Há 12 anos, no interior do país, entre os estados de Lara e Portuguesa, cerca de 4,5 mil famílias vivem e produzem alimento saudável de maneira totalmente coletiva. A terra foi fruto de uma ocupação em 2009 que garantiu o lote para a reforma agrária.

"Chávez promovia uma nova geometria do poder que a institucionalidade não permitia, dizia que era ilegal, mas para nós a palavra do comandante é lei e por isso aqui assumimos esse formato de comuna. E temos uma comunidade que ao invés de estar separada por visões diferentes, está unida em torno de uma luta, de um projeto", lembra Angel Prado. 

Com jornadas de trabalho de 6h diárias, 180 comuneiros são responsáveis pela manutenção de 14 empresas de produção social fundadas pela Comuna. Além do milho, café, leguminosas e hortaliças, os agricultores também processam farinha de milho e produzem leite, queijo e carne com bovinos e suínos. 
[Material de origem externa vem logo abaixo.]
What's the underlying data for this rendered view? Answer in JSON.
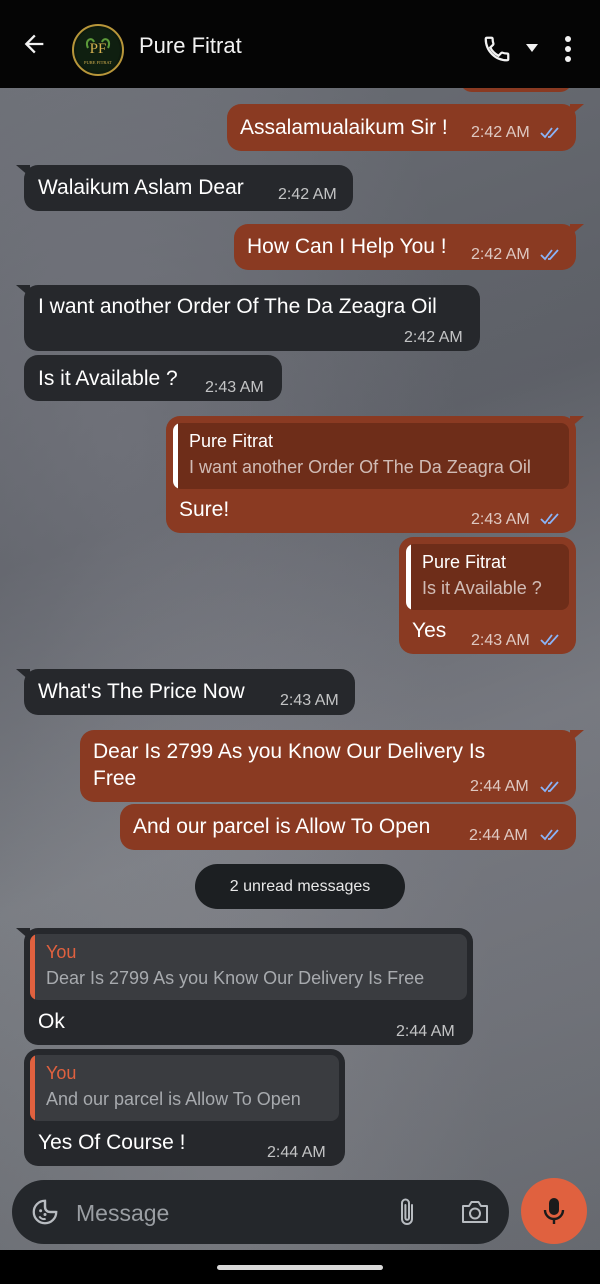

"Nossa história está vinculada ao cultivo. Nossas primeiras sementes foram entregues pelo presidente Chávez durante uma visita. Plantamos 150 hectares de feijão e depois ele voltou para conferir a produção. Desse cultivo, nasce a empresa Ezequiel Zamora, que é de mecanização e cultivo. É a empresa que desde 2010 nos gera mais excedente e nos permitiu crescer internamente, assim como atender socialmente as comunidades que estão dentro da comuna", relembra a comuneira Jennifer Lamus.


Maizal significa milharal, que representa a base da produção da comuna e da alimentação dos venezuelanos / Comuna El Maizal

Neste ano, a Maizal cultivou 300 hectares de milho, mas em todo o país há cerca de 1100 hectares de milho cultivado com sementes crioulas produzidas pela comuna com apoio dos militantes da Brigada Internacionalista Apolônio de Carvalho do Movimento dos Trabalhadores e Trabalhadoras Rurais Sem Terra (MST).
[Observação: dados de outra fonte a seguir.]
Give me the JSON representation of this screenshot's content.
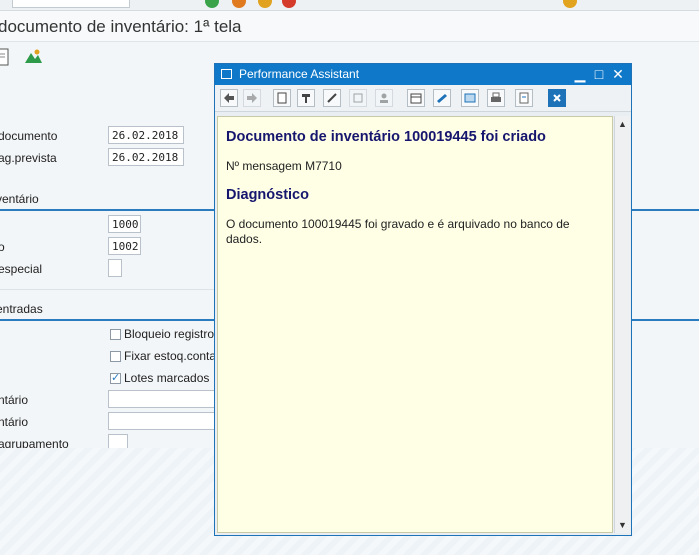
{
  "title": "documento de inventário: 1ª tela",
  "fields": {
    "data_documento_label": "documento",
    "data_documento_value": "26.02.2018",
    "data_prevista_label": "ag.prevista",
    "data_prevista_value": "26.02.2018",
    "inventario_group": "ventário",
    "centro_value": "1000",
    "deposito_label": "o",
    "deposito_value": "1002",
    "estoque_especial_label": "especial",
    "entradas_group": "entradas",
    "bloqueio_label": "Bloqueio registro",
    "fixar_label": "Fixar estoq.conta",
    "lotes_label": "Lotes marcados",
    "lotes_checked": "✓",
    "inventario_ref_label": "ntário",
    "inventario_ref2_label": "ntário",
    "agrupamento_label": "agrupamento"
  },
  "popup": {
    "title": "Performance Assistant",
    "heading": "Documento de inventário 100019445 foi criado",
    "message_no": "Nº mensagem M7710",
    "diag_heading": "Diagnóstico",
    "diag_text": "O documento 100019445 foi gravado e é arquivado no banco de dados.",
    "tools": [
      "back-icon",
      "forward-icon",
      "document-icon",
      "technical-info-icon",
      "edit-icon",
      "glossary-icon",
      "user-settings-icon",
      "calendar-icon",
      "highlight-icon",
      "window-icon",
      "print-icon",
      "print-preview-icon",
      "close-icon"
    ]
  },
  "colors": {
    "accent": "#0f78c8",
    "popup_bg": "#ffffe6",
    "heading": "#16166e"
  }
}
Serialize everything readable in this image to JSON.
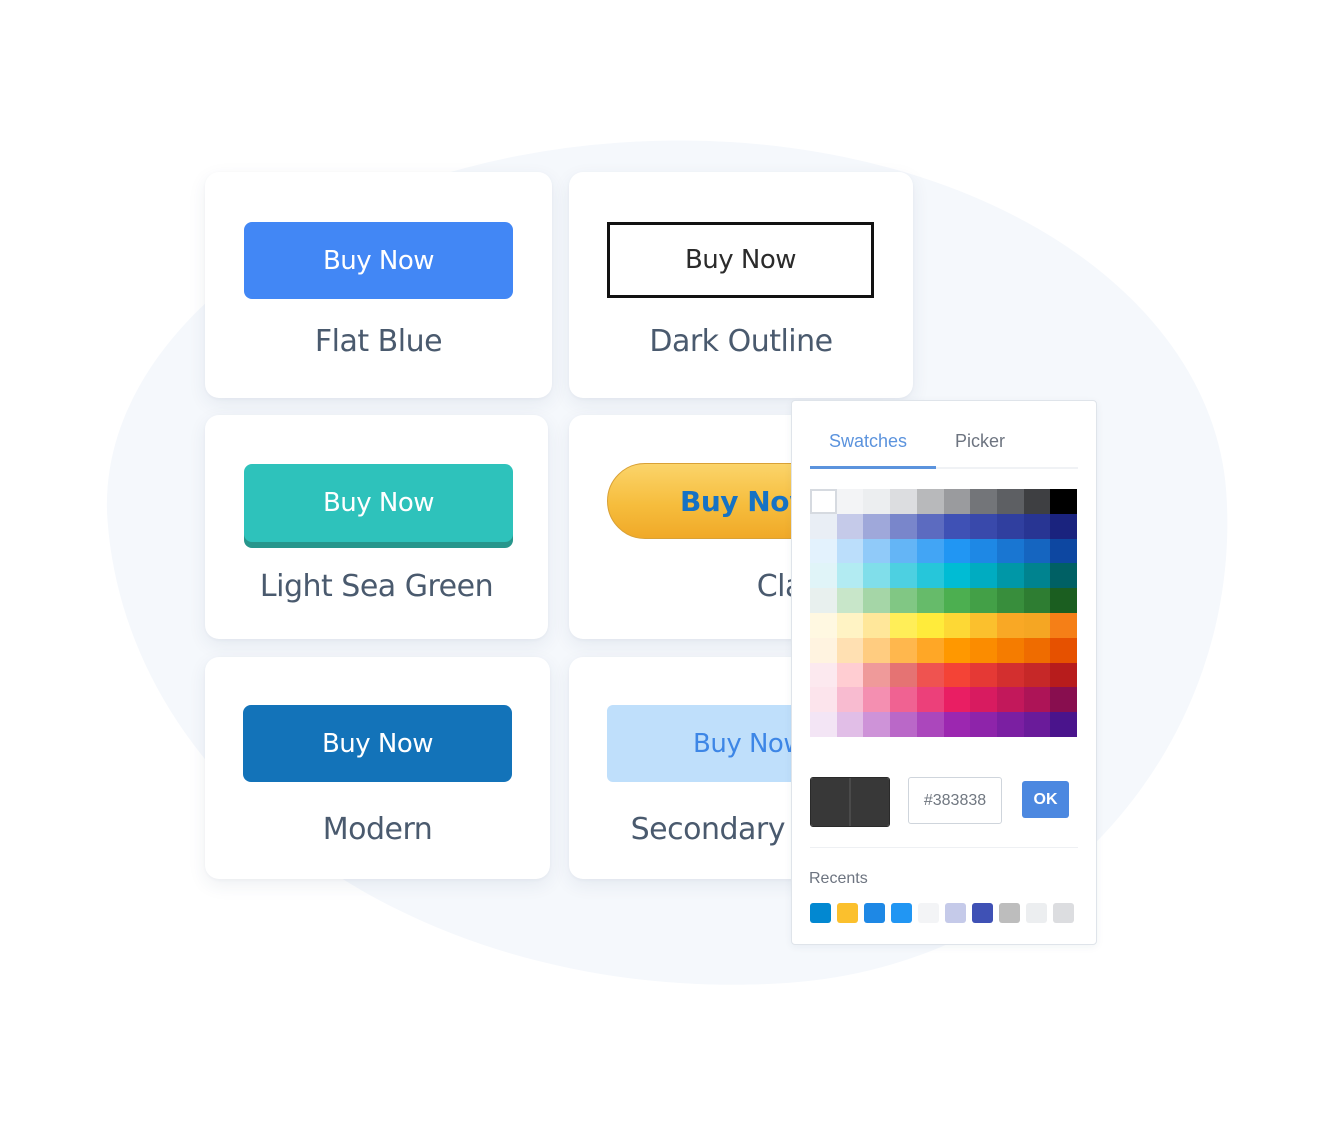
{
  "cards": [
    {
      "id": "flat-blue",
      "button_label": "Buy Now",
      "style_name": "Flat Blue",
      "button_color": "#4287f5"
    },
    {
      "id": "dark-outline",
      "button_label": "Buy Now",
      "style_name": "Dark Outline",
      "button_color": "#111111"
    },
    {
      "id": "light-sea-green",
      "button_label": "Buy Now",
      "style_name": "Light Sea Green",
      "button_color": "#2ec2bb"
    },
    {
      "id": "classic",
      "button_label": "Buy Now",
      "style_name": "Classic",
      "button_color": "#f6bd3d"
    },
    {
      "id": "modern",
      "button_label": "Buy Now",
      "style_name": "Modern",
      "button_color": "#1373b9"
    },
    {
      "id": "secondary",
      "button_label": "Buy Now",
      "style_name": "Secondary",
      "button_color": "#bfdffb"
    }
  ],
  "color_picker": {
    "tabs": [
      {
        "label": "Swatches",
        "active": true
      },
      {
        "label": "Picker",
        "active": false
      }
    ],
    "swatch_grid": [
      [
        "#ffffff",
        "#f3f4f6",
        "#eceef0",
        "#dcdde0",
        "#b8b9bb",
        "#9a9b9e",
        "#737579",
        "#5d5f63",
        "#3e3f42",
        "#000000"
      ],
      [
        "#e9eef5",
        "#c5cae9",
        "#9fa8da",
        "#7986cb",
        "#5c6bc0",
        "#3f51b5",
        "#3949ab",
        "#303f9f",
        "#283593",
        "#1a237e"
      ],
      [
        "#e3f2fd",
        "#bbdefb",
        "#90caf9",
        "#64b5f6",
        "#42a5f5",
        "#2196f3",
        "#1e88e5",
        "#1976d2",
        "#1565c0",
        "#0d47a1"
      ],
      [
        "#e0f4f8",
        "#b2ebf2",
        "#80deea",
        "#4dd0e1",
        "#26c6da",
        "#00bcd4",
        "#00acc1",
        "#0097a7",
        "#00838f",
        "#006064"
      ],
      [
        "#e8f0ee",
        "#c8e6c9",
        "#a5d6a7",
        "#81c784",
        "#66bb6a",
        "#4caf50",
        "#43a047",
        "#388e3c",
        "#2e7d32",
        "#1b5e20"
      ],
      [
        "#fff8e1",
        "#fff3c4",
        "#ffe79a",
        "#ffee58",
        "#ffeb3b",
        "#fdd835",
        "#fbc02d",
        "#f9a825",
        "#f5a623",
        "#f57f17"
      ],
      [
        "#fff3e0",
        "#ffe0b2",
        "#ffcc80",
        "#ffb74d",
        "#ffa726",
        "#ff9800",
        "#fb8c00",
        "#f57c00",
        "#ef6c00",
        "#e65100"
      ],
      [
        "#fce9ef",
        "#ffcdd2",
        "#ef9a9a",
        "#e57373",
        "#ef5350",
        "#f44336",
        "#e53935",
        "#d32f2f",
        "#c62828",
        "#b71c1c"
      ],
      [
        "#fce4ec",
        "#f8bbd0",
        "#f48fb1",
        "#f06292",
        "#ec407a",
        "#e91e63",
        "#d81b60",
        "#c2185b",
        "#ad1457",
        "#880e4f"
      ],
      [
        "#f3e5f5",
        "#e1bee7",
        "#ce93d8",
        "#ba68c8",
        "#ab47bc",
        "#9c27b0",
        "#8e24aa",
        "#7b1fa2",
        "#6a1b9a",
        "#4a148c"
      ]
    ],
    "selected_swatch": "#ffffff",
    "current_color": "#383838",
    "hex_value": "#383838",
    "ok_label": "OK",
    "recents_label": "Recents",
    "recents": [
      "#0288d1",
      "#fbc02d",
      "#1e88e5",
      "#2196f3",
      "#f3f4f6",
      "#c5cae9",
      "#3f51b5",
      "#bdbdbd",
      "#eceef0",
      "#dcdde0"
    ]
  }
}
O objetivo principal é tornar-se um território autossustentável, tanto no aspecto alimentar, como econômico. A Maizal deu o pontapé para o surgimento de outras 11 comunas na região central da Venezuela. A proposta de Chávez era que as propriedades comunais unificassem a organização de base para uma nova "hegemonia territorial".

"Todo o trabalho que fizemos nos primeiros anos nos fortaleceu e quando a economia começou a cair, a comuna El Maizal se manteve firme e forte. Nossos recursos ajudaram a manter o espírito de luta da nossa gente e principalmente que ninguém se desmobilizasse ou desmoralizasse", afirma Ángel Prado.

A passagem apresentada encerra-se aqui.